The concept of linguistic justice can be used to frame NLP tool development in a way that
centres the needs of all users, rather than prioritising speakers of privileged languages like “Standard” English. Linguistic justice is achieved when all individuals are granted equitable access to social, political, and economic life, regardless of their linguistic repertoire. Linguistic justice, then, requires that NLP tools serve diverse speakers and signers equitably.
Our commentary examines in detail two issues with current NLP tool development. First, if NLP tools learn from datasets that lack sufficient data from speakers of minoritised language varieties, those tools may underperform for those users. Secondly, NLP systems can use language to infer information about the identities of users - a process known as linguistic profiling. Even when protected information (e.g., race, gender) is not directly provided to an NLP system, the system may still infer a users’ identity from features of their language use. Inferred characteristics may then be used to mediate access to goods, services, and opportunities, resulting in unlawful discrimination.

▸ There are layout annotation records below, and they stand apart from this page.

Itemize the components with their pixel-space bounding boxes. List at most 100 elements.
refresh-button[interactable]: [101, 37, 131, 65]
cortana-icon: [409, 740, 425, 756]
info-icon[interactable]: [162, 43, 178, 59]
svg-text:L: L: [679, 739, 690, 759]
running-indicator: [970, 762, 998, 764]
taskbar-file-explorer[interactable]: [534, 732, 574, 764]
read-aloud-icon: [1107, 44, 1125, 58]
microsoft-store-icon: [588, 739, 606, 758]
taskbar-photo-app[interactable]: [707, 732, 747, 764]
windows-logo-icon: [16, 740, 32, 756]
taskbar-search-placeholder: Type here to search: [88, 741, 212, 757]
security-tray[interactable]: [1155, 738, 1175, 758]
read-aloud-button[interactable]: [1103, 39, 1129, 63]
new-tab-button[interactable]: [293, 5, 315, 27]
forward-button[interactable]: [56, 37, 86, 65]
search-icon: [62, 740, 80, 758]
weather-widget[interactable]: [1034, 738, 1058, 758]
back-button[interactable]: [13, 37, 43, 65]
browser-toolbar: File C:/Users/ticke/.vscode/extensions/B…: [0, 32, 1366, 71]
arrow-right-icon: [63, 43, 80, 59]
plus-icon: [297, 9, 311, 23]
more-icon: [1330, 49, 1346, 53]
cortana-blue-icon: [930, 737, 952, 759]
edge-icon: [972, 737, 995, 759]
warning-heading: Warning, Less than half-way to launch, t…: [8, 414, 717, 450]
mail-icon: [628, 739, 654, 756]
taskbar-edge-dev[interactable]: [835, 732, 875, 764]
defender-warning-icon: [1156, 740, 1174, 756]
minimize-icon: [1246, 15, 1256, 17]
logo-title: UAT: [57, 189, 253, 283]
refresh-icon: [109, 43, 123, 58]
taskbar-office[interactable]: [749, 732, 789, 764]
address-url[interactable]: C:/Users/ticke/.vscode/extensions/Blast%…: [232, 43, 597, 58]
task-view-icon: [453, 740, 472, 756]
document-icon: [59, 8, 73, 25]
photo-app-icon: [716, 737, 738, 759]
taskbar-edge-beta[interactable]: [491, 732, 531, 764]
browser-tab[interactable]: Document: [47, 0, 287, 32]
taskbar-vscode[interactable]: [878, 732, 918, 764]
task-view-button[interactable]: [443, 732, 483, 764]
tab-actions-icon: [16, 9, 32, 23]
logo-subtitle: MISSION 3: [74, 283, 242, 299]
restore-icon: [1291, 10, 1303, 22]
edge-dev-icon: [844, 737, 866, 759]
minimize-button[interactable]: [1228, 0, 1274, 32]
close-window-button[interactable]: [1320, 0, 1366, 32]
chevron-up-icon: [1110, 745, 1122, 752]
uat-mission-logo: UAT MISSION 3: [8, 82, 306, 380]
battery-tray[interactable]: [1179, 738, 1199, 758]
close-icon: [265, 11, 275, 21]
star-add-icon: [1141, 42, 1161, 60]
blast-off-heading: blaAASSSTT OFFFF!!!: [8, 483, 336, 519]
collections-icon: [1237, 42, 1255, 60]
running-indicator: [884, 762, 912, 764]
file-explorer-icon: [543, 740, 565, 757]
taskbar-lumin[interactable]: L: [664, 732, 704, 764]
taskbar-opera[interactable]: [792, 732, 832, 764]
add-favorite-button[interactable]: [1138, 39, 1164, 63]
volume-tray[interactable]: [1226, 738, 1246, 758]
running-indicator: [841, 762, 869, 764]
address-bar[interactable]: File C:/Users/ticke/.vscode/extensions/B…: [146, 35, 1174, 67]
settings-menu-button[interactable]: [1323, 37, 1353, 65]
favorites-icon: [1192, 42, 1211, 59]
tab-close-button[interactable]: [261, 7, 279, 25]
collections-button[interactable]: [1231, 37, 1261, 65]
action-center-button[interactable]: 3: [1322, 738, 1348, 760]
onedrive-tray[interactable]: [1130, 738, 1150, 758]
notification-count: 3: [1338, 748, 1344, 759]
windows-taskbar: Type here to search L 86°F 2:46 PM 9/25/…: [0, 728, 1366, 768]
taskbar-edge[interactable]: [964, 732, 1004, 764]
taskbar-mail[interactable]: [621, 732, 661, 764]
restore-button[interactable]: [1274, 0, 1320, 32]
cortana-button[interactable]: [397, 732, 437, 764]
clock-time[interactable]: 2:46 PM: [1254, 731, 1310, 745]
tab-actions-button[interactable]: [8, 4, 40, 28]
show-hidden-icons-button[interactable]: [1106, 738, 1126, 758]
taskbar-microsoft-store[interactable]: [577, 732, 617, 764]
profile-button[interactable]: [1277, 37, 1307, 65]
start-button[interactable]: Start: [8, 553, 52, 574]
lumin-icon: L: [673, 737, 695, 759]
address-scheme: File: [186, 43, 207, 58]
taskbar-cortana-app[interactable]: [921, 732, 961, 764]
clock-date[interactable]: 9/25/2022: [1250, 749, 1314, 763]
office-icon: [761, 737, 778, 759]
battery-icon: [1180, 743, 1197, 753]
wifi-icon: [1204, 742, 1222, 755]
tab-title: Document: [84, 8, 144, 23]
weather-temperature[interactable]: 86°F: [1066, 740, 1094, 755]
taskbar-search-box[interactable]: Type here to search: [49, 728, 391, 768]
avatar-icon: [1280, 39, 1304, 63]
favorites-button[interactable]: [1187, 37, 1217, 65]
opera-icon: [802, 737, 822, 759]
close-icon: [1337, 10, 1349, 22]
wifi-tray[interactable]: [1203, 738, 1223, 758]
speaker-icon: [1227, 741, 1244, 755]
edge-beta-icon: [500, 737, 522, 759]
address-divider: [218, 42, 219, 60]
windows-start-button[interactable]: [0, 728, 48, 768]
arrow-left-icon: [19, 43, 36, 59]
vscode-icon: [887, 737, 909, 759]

We present nine specific actions that researchers, developers, and business leaders can take to design, develop, and manage NLP systems that advance linguistic justice. This includes, for example, working with diverse language communities in participatory and empowering ways, ensuring language data is labeled by people familiar with the particular language variety, and examining and altering power structures so that the needs and perspectives of those at the margins are prioritised.
Instead of being comfortable with the status quo, this work requires imagining and working towards a world where users of all language varieties are able to equitably access social, economic, and political life. It requires rethinking how we collect data and what data we value in NLP development. Our nine actions provide a path forward toward that world – whereby NLP systems can advance linguistic justice and thereby, social justice.